Álbum duplo da Orquestra Errante lançado pelo Selo Berro em maio de 2020.
Orquestra Errante Vol. 1
Orquestra Errante Vol. 2
Gravar improvisações livres?
Talvez esta seja uma atividade contraditória e sem sentido uma vez que uma das características deste tipo de prática musical é a sua irreversibilidade: as performances são sempre únicas e irrepetíveis na medida em que se relacionam primordialmente com o tempo, o espaço e as condições específicas de sua realização. Não há um referente criado anteriormente (um tema, uma estrutura harmônica, uma forma definida, etc.), não existe um regente ou um compositor…
A improvisação livre é um espaço de relações e de presença e seu agenciamento é composto de vontades, sensações e emoções que interagem em tempo real. Além disso, os agentes são não só humanos (os/as performers com suas biografias pessoais e musicais, seus desejos e expectativas no momento da performance), mas também não-humanos (os instrumentos, equipamentos, microfones, arquitetura, condições acústicas do momento, o clima etc.) e o fundamental é o que se passa entre todos estes componentes. Por isso dizemos que o contexto agencia o texto e que este é produzido coletivamente e em tempo real. A proposta original da Orquestra Errante é justamente a preparação de um ambiente propício a este tipo de prática musical.
Mesmo assim, podemos apontar aspectos positivos: a gravação pode ser pensada como uma memória ou um registro, como uma foto ou um filme.

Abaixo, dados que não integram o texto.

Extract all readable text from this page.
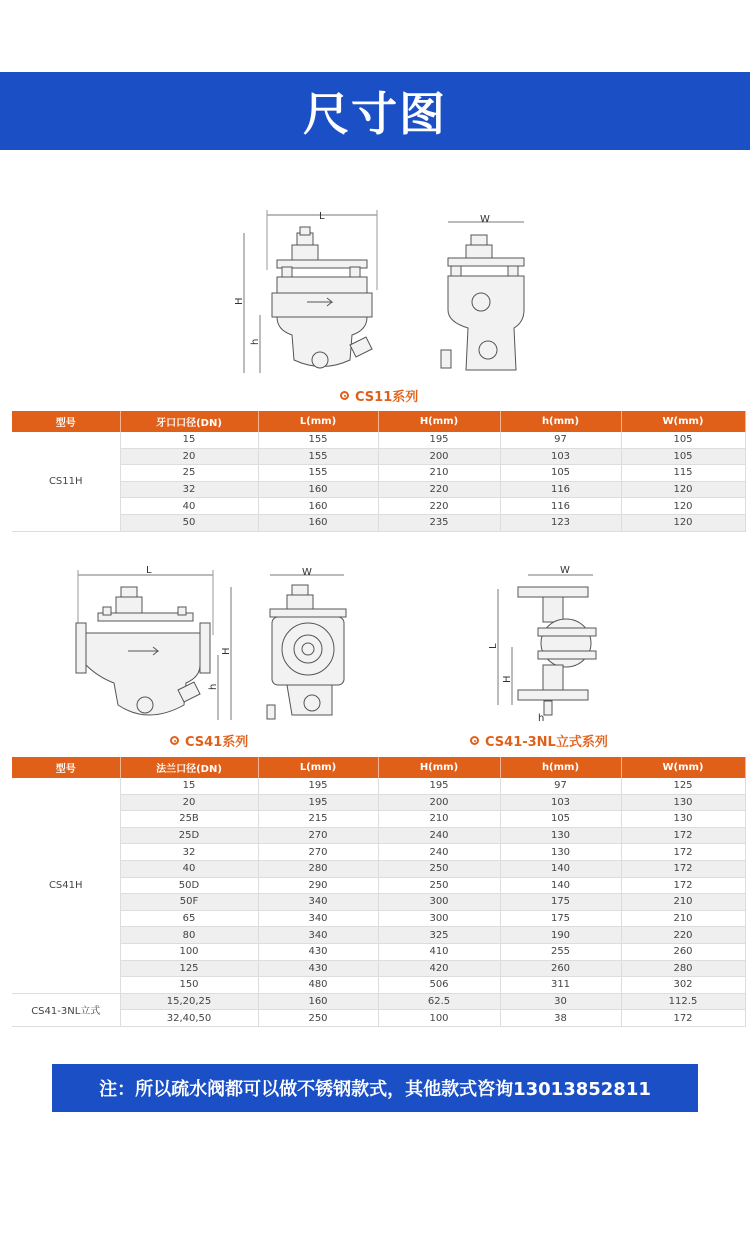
尺寸图
L
H
h
W
CS11系列
型号	牙口口径(DN)	L(mm)	H(mm)	h(mm)	W(mm)
CS11H	15	155	195	97	105
	20	155	200	103	105
	25	155	210	105	115
	32	160	220	116	120
	40	160	220	116	120
	50	160	235	123	120
L
H
h
W	W
L
H
h
CS41系列	CS41-3NL立式系列
型号	法兰口径(DN)	L(mm)	H(mm)	h(mm)	W(mm)
CS41H	15	195	195	97	125
	20	195	200	103	130
	25B	215	210	105	130
	25D	270	240	130	172
	32	270	240	130	172
	40	280	250	140	172
	50D	290	250	140	172
	50F	340	300	175	210
	65	340	300	175	210
	80	340	325	190	220
	100	430	410	255	260
	125	430	420	260	280
	150	480	506	311	302
CS41-3NL立式	15,20,25	160	62.5	30	112.5
	32,40,50	250	100	38	172
注：所以疏水阀都可以做不锈钢款式，其他款式咨询13013852811
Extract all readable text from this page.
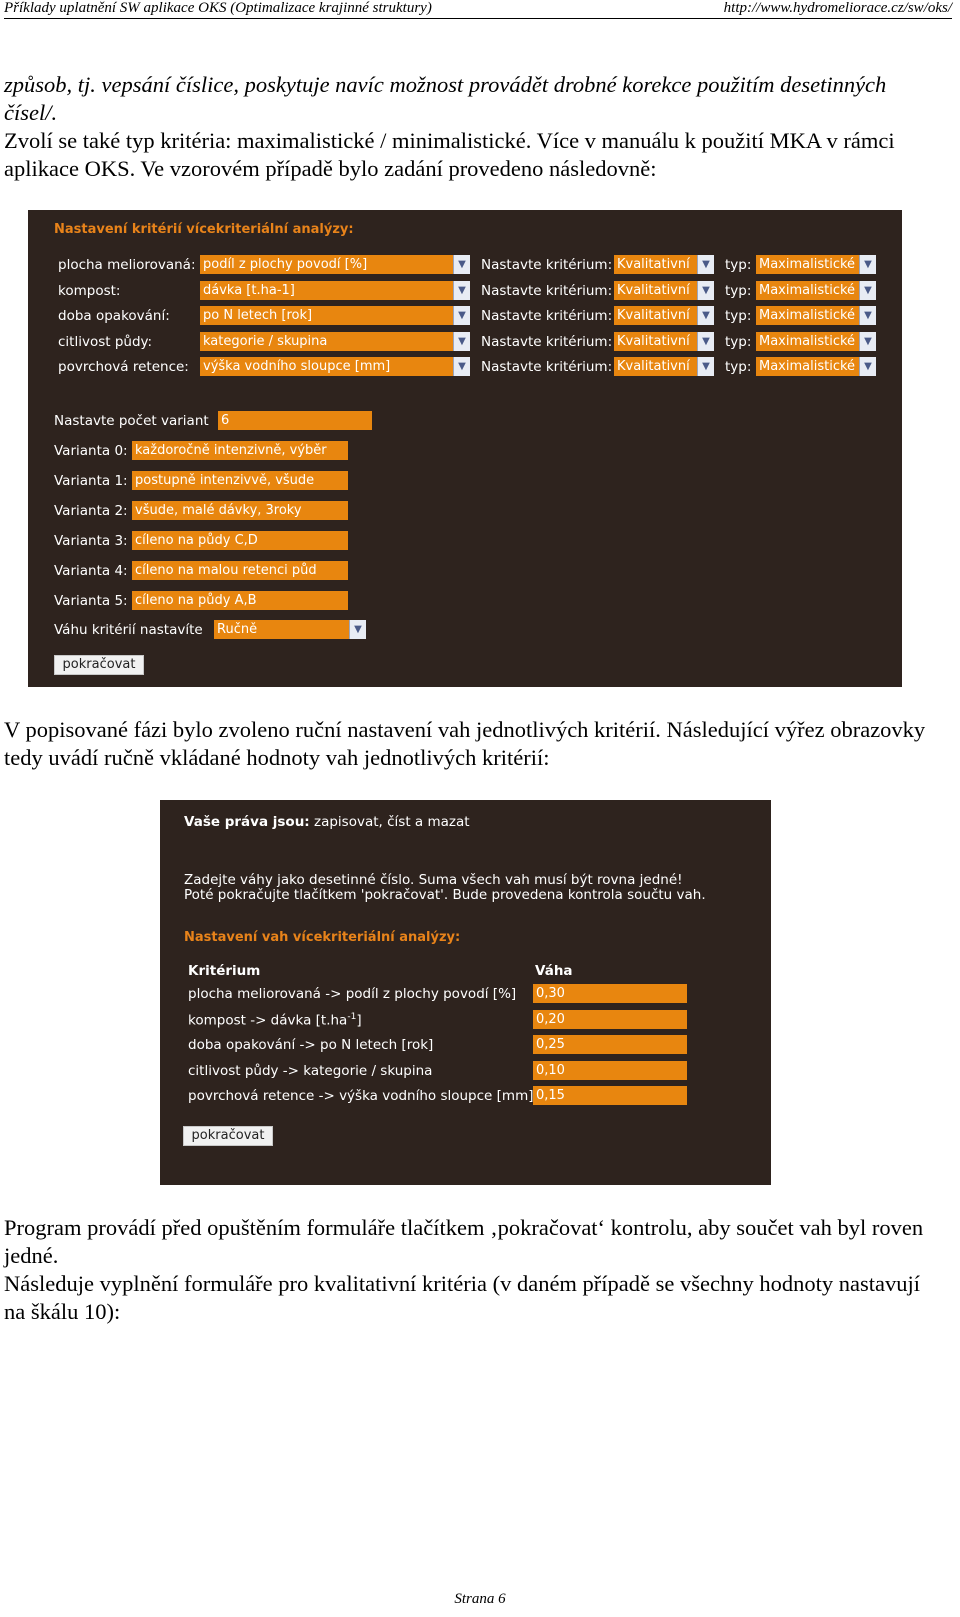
Příklady uplatnění SW aplikace OKS (Optimalizace krajinné struktury)	http://www.hydromeliorace.cz/sw/oks/

způsob, tj. vepsání číslice, poskytuje navíc možnost provádět drobné korekce použitím desetinných čísel/.

Zvolí se také typ kritéria: maximalistické / minimalistické. Více v manuálu k použití MKA v rámci aplikace OKS. Ve vzorovém případě bylo zadání provedeno následovně:

Nastavení kritérií vícekriteriální analýzy:
plocha meliorovaná: podíl z plochy povodí [%]	▼	Nastavte kritérium: Kvalitativní	▼	typ: Maximalistické ▼
kompost:	dávka [t.ha-1]	▼	Nastavte kritérium: Kvalitativní	▼	typ: Maximalistické ▼
doba opakování:	po N letech [rok]	▼	Nastavte kritérium: Kvalitativní	▼	typ: Maximalistické ▼
citlivost půdy:	kategorie / skupina	▼	Nastavte kritérium: Kvalitativní	▼	typ: Maximalistické ▼
povrchová retence: výška vodního sloupce [mm]	▼	Nastavte kritérium: Kvalitativní	▼	typ: Maximalistické ▼
Nastavte počet variant 6
Varianta 0: každoročně intenzivně, výběr
Varianta 1: postupně intenzivvě, všude
Varianta 2: všude, malé dávky, 3roky
Varianta 3: cíleno na půdy C,D
Varianta 4: cíleno na malou retenci půd
Varianta 5: cíleno na půdy A,B
Váhu kritérií nastavíte Ručně	▼
pokračovat

V popisované fázi bylo zvoleno ruční nastavení vah jednotlivých kritérií. Následující výřez obrazovky tedy uvádí ručně vkládané hodnoty vah jednotlivých kritérií:

Vaše práva jsou: zapisovat, číst a mazat
Zadejte váhy jako desetinné číslo. Suma všech vah musí být rovna jedné!
Poté pokračujte tlačítkem 'pokračovat'. Bude provedena kontrola součtu vah.
Nastavení vah vícekriteriální analýzy:
Kritérium	Váha
plocha meliorovaná -> podíl z plochy povodí [%] 0,30
kompost -> dávka $[t.ha^{-1}]$	0,20
doba opakování -> po N letech [rok]	0,25
citlivost půdy -> kategorie / skupina	0,10
povrchová retence -> výška vodního sloupce [mm] 0,15
pokračovat

Program provádí před opuštěním formuláře tlačítkem ‚pokračovat‘ kontrolu, aby součet vah byl roven jedné.

Následuje vyplnění formuláře pro kvalitativní kritéria (v daném případě se všechny hodnoty nastavují na škálu 10):

Strana 6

Ao ouvir a gravação de uma improvisação livre temos uma ideia dos agenciamentos, das forças em jogo, das negociações e das conversas. E entender estes agenciamentos é muito mais relevante do que emitir algum eventual juízo de valor estético sobre os resultados sonoros das performances. Aqui a dimensão estética está intimamente ligada à dimensão ética. É claro que nessa escuta se perde aquilo que só é possível vivenciar no momento mesmo da performance. Mas a escuta de uma gravação também é uma espécie de repetição que recupera a diferença e que possibilita outros tipos de agenciamento que podem incluir pessoas (ouvintes) que não testemunharam a performance. Por isso, pode valer a pena sim, gravar improvisações livres.
Mas há um outro aspecto importante das gravações e que se relaciona com o fato de que a OE não se dedica somente à improvisação livre. O grupo, que almeja a preparação e a manutenção de um espaço horizontal e democrático, se dedica também a outras formas de criação experimental coletiva realizando performances em que o tempo real convive com algum grau de preparação anterior. Na gravação do nosso CD, todxs xs membrxs da OE puderam preparar, coordenar e produzir alguma proposta. Cada uma dessas propostas – nos mais diversos formatos – foi apresentada e discutida pelo grupo antes de ser gravada e se tornar uma faixa do CD (é importante dizer que nem todos fizeram propostas e que cada proposta é devidamente explicada por seus proponentes nos textos que acompanham o CD). Nesse processo, a OE incorporou práticas que são possibilitadas pelo estúdio de gravação, utilizando o que é próprio desse ambiente (overdubs, edições, mixagens etc.)
Por tudo isso, acreditamos que o ambiente criativo do grupo também se coloca como um espaço de resistência. Gostamos de pensar que os agenciamentos que ocorrem neste ambiente funcionam como uma estratégia de insurgência contra as capturas do desejo promovidas pelo capitalismo neoliberal. Essas capturas se baseiam na disseminação dos certos valores – egocentrismo, individualismo, meritocracia, consumismo, produtivismo e mercantilização de tudo – que no Brasil são sustentados por um discurso de ódio caracterizado pela intolerância, racismo, misoginia, machismo e homofobia. Esse novo formato de neoliberalismo associado ao neofascismo promove a colonização do desejo, capturando-o para torná-lo impotente e cativo. O desejo assim corrompido é usado para reproduzir o status quo, contribuindo para a composição de novos cenários para a acumulação de capital.
Um exame detalhado dos agenciamentos deste nosso laboratório de criação e improvisação que é a OE revela modos de micro-cooperação política que estabelecem uma espécie de pragmática clínico-estética-política entre seus membros, que atua como uma espécie de antídoto contra essa corrupção do desejo empreendido pela macro e micropolítica do capitalismo contemporâneo.